Clean Space - Introduction

Posted with : Clean Space, Game Development

All my life I’ve dreamt of writing a game. Not just any game; one game in particular. The subject of countless hours of daydreaming, theorycrafting, brainstorming, and outright planning. For a long time I put off this endeavour, all too aware that one should never undertake a project of the magnitude I intend for my game, as their first game. I’ve glimpsed at the possibility of game development from afar whilst growing my skill and experience as a Senior Software Developer. At long last, it’s time to act.


I’ve spent far more of my freetime than I care to admit playing games of all forms, from shooters, to 4x strategies, to RPGs. Over the last 25 years or so of playing games, I’ve marvelled at the technological advances and admired the creativity of game developers, but more recently witnessed a severe decline in game quality.

Since discovering clean code, I’ve been a strong advocate of best practices, principles, and patterns. I spend large portions of both my free time and work hours teaching people how to improve their code, ever refining my own skillset. A common observation is that not only game development, but software development in general is easier than ever before. Or so you would believe given the ever growing influx of junior developers.

Whilst anyone can code, that’s not to say anyone should code.

This is something I’ve often said, though actually isn’t something I mean. The provocative nature of this phrase is a useful entry to a discussion regarding the quality of software. As Uncle Bob describes in the letter, the exponential rate of growth regarding the number of software developers, places an evergrowing deficit on the education of developers. Sure, newcomers learn sufficient syntax to do harm, but almost never learn what’s truly important.
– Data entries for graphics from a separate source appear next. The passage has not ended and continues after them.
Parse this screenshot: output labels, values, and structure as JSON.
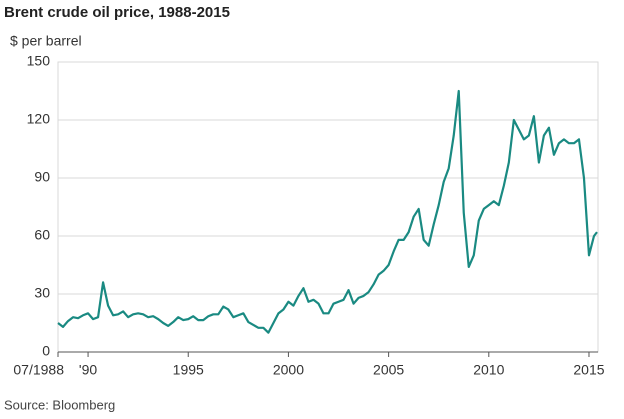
{
  "chart_data": {
    "type": "line",
    "title": "Brent crude oil price, 1988-2015",
    "y_label": "$ per barrel",
    "source": "Source: Bloomberg",
    "xlim": [
      1988.5,
      2015.45
    ],
    "xticks": [
      {
        "value": 1988.5,
        "label": "07/1988"
      },
      {
        "value": 1990,
        "label": "'90"
      },
      1995,
      2000,
      2005,
      2010,
      2015
    ],
    "ylim": [
      0,
      150
    ],
    "yticks": [
      0,
      30,
      60,
      90,
      120,
      150
    ],
    "grid": true,
    "series": [
      {
        "name": "Brent",
        "color": "#1a8a82",
        "x": [
          1988.5,
          1988.75,
          1989,
          1989.25,
          1989.5,
          1989.75,
          1990,
          1990.25,
          1990.5,
          1990.75,
          1991,
          1991.25,
          1991.5,
          1991.75,
          1992,
          1992.25,
          1992.5,
          1992.75,
          1993,
          1993.25,
          1993.5,
          1993.75,
          1994,
          1994.25,
          1994.5,
          1994.75,
          1995,
          1995.25,
          1995.5,
          1995.75,
          1996,
          1996.25,
          1996.5,
          1996.75,
          1997,
          1997.25,
          1997.5,
          1997.75,
          1998,
          1998.25,
          1998.5,
          1998.75,
          1999,
          1999.25,
          1999.5,
          1999.75,
          2000,
          2000.25,
          2000.5,
          2000.75,
          2001,
          2001.25,
          2001.5,
          2001.75,
          2002,
          2002.25,
          2002.5,
          2002.75,
          2003,
          2003.25,
          2003.5,
          2003.75,
          2004,
          2004.25,
          2004.5,
          2004.75,
          2005,
          2005.25,
          2005.5,
          2005.75,
          2006,
          2006.25,
          2006.5,
          2006.75,
          2007,
          2007.25,
          2007.5,
          2007.75,
          2008,
          2008.25,
          2008.5,
          2008.75,
          2009,
          2009.25,
          2009.5,
          2009.75,
          2010,
          2010.25,
          2010.5,
          2010.75,
          2011,
          2011.25,
          2011.5,
          2011.75,
          2012,
          2012.25,
          2012.5,
          2012.75,
          2013,
          2013.25,
          2013.5,
          2013.75,
          2014,
          2014.25,
          2014.5,
          2014.75,
          2015,
          2015.25,
          2015.4
        ],
        "values": [
          15,
          13,
          16,
          18,
          17.5,
          19,
          20,
          17,
          18,
          36,
          24,
          19,
          19.5,
          21,
          18,
          19.5,
          20,
          19.5,
          18,
          18.5,
          17,
          15,
          13.5,
          15.5,
          18,
          16.5,
          17,
          18.5,
          16.5,
          16.5,
          18.5,
          19.5,
          19.5,
          23.5,
          22,
          18,
          19,
          20,
          15.5,
          14,
          12.5,
          12.5,
          10,
          15,
          20,
          22,
          26,
          24,
          29,
          33,
          26,
          27,
          25,
          20,
          20,
          25,
          26,
          27,
          32,
          25,
          28,
          29,
          31,
          35,
          40,
          42,
          45,
          52,
          58,
          58,
          62,
          70,
          74,
          58,
          55,
          66,
          76,
          88,
          95,
          112,
          135,
          72,
          44,
          50,
          68,
          74,
          76,
          78,
          76,
          86,
          98,
          120,
          115,
          110,
          112,
          122,
          98,
          112,
          116,
          102,
          108,
          110,
          108,
          108,
          110,
          90,
          50,
          60,
          62
        ]
      }
    ]
  }
}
As described in the afore-linked article, I have absolutely no doubt that, one day soon, software developers will be responsible for a massacre. Mistakes already make the news regularly, and clean code by no means makes you immune to bugs. But, if you combine clean code, with good devops and good development processes, with motivated, collaborative teams, you afford yourself the best possible protection. Certainly, the fuller explanation is a little long winded compared to that opening phrase.

Therefore, my intent is twofold. To write the game I’ve always dreamt of, whilst examining and tackling the issues that face game development. I want to lead by example, following an Agile development process, utilising devops, and writing my code correctly.